Я поглядывал на Татьяну. Девушка, слизывая крем с пирожного, с трудом сдерживала смех, будто Филя рассказал весьма забавный анекдот. Князь, кажется, был погружен в свои мысли и не слишком вслушивался в бормотание кассира.
– А потом она продала квартиру и уехала в Швейцарию, – стал развивать я нравоучительную фантазию Фили. – И еще подала на алименты. И теперь бомж собирает в мусорных баках бутылки, сдает их и четверть выручки переводит на ее счет в заграничном банке.
Татьяна смеялась. Филя молча пожал плечами и надолго присосался к горлышку бутылки.
– Рад дурак, что глупее себя нашел, – проворчал Орлов, сердито взглянув на меня.
Обед заканчивался. Кухарка собирала со стола использованную посуду, пустые бутылки и складывала в большой черный короб, обитый по углам сталью.

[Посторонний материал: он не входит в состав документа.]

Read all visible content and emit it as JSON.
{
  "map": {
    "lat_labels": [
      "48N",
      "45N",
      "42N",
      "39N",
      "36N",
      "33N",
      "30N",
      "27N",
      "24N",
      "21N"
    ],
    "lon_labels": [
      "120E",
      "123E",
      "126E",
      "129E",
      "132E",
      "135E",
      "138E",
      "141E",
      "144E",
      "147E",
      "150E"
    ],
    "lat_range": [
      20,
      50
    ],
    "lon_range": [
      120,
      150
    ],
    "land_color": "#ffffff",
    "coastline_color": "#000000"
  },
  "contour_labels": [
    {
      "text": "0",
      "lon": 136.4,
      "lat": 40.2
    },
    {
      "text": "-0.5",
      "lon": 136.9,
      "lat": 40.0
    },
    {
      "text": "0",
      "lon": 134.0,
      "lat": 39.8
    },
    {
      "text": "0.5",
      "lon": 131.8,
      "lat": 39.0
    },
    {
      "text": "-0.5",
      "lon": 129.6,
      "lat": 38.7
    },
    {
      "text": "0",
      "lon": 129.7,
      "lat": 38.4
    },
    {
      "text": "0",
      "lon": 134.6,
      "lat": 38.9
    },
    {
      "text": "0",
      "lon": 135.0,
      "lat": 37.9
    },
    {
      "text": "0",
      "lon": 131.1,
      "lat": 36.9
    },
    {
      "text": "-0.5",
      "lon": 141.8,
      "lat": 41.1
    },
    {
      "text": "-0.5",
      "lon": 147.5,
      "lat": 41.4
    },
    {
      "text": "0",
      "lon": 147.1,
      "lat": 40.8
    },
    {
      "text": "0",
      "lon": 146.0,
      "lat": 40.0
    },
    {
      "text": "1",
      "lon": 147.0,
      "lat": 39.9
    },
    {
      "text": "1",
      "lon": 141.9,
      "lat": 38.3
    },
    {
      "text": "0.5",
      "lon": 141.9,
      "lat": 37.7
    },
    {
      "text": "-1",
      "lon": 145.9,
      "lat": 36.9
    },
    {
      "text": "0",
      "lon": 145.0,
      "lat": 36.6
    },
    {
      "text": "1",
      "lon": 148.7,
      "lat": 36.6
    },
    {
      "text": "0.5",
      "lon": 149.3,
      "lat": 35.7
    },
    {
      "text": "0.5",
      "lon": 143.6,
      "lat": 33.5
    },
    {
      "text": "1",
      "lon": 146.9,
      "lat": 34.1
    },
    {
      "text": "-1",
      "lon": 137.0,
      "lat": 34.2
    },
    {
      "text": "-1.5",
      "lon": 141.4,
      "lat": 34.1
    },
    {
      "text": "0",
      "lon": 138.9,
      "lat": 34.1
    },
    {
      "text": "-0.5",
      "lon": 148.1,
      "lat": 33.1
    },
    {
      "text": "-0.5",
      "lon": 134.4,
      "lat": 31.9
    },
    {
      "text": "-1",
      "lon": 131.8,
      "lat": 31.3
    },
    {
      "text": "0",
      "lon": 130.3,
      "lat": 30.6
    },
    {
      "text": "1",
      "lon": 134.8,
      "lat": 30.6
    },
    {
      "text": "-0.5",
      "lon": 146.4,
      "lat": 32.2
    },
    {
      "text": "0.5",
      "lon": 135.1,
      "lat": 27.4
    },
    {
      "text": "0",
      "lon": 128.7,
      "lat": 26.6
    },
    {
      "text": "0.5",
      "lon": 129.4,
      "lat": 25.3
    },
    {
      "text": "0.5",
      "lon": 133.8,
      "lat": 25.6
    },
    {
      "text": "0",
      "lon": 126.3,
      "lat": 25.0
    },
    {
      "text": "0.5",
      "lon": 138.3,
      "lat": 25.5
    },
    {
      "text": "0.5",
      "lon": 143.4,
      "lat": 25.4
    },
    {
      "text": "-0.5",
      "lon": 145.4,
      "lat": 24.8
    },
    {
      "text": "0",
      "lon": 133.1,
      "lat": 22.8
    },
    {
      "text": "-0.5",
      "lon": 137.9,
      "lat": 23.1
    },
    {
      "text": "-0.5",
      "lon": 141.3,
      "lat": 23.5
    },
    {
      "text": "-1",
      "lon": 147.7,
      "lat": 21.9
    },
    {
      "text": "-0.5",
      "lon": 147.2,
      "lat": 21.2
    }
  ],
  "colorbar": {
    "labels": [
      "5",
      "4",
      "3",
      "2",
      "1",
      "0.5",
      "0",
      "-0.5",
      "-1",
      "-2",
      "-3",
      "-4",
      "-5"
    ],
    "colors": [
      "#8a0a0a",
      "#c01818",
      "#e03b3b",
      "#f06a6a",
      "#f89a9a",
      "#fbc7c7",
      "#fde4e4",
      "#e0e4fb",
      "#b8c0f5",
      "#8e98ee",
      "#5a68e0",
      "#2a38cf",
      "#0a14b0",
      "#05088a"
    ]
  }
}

Не успел я смастерить второй бутерброд, основу которого составляли хлеб, масло и кусочек исландской сельди в горчичном соусе, как Татьяна незаметно отчалила от стола. Я упустил ее всего на несколько секунд и сразу потерял из виду. Тут некстати князь предложил мне выпить с ним водки, «чтобы дичь не с языка слетала, а под ногами лежала», а потом стал рассказывать старинную притчу об охотнике на медведя, и я не мог отказать ему во внимании, хотя краем глаза видел, как Филя медленно поднимается на ноги. Кассир намеревался исчезнуть с поляны так же незаметно, как и Татьяна.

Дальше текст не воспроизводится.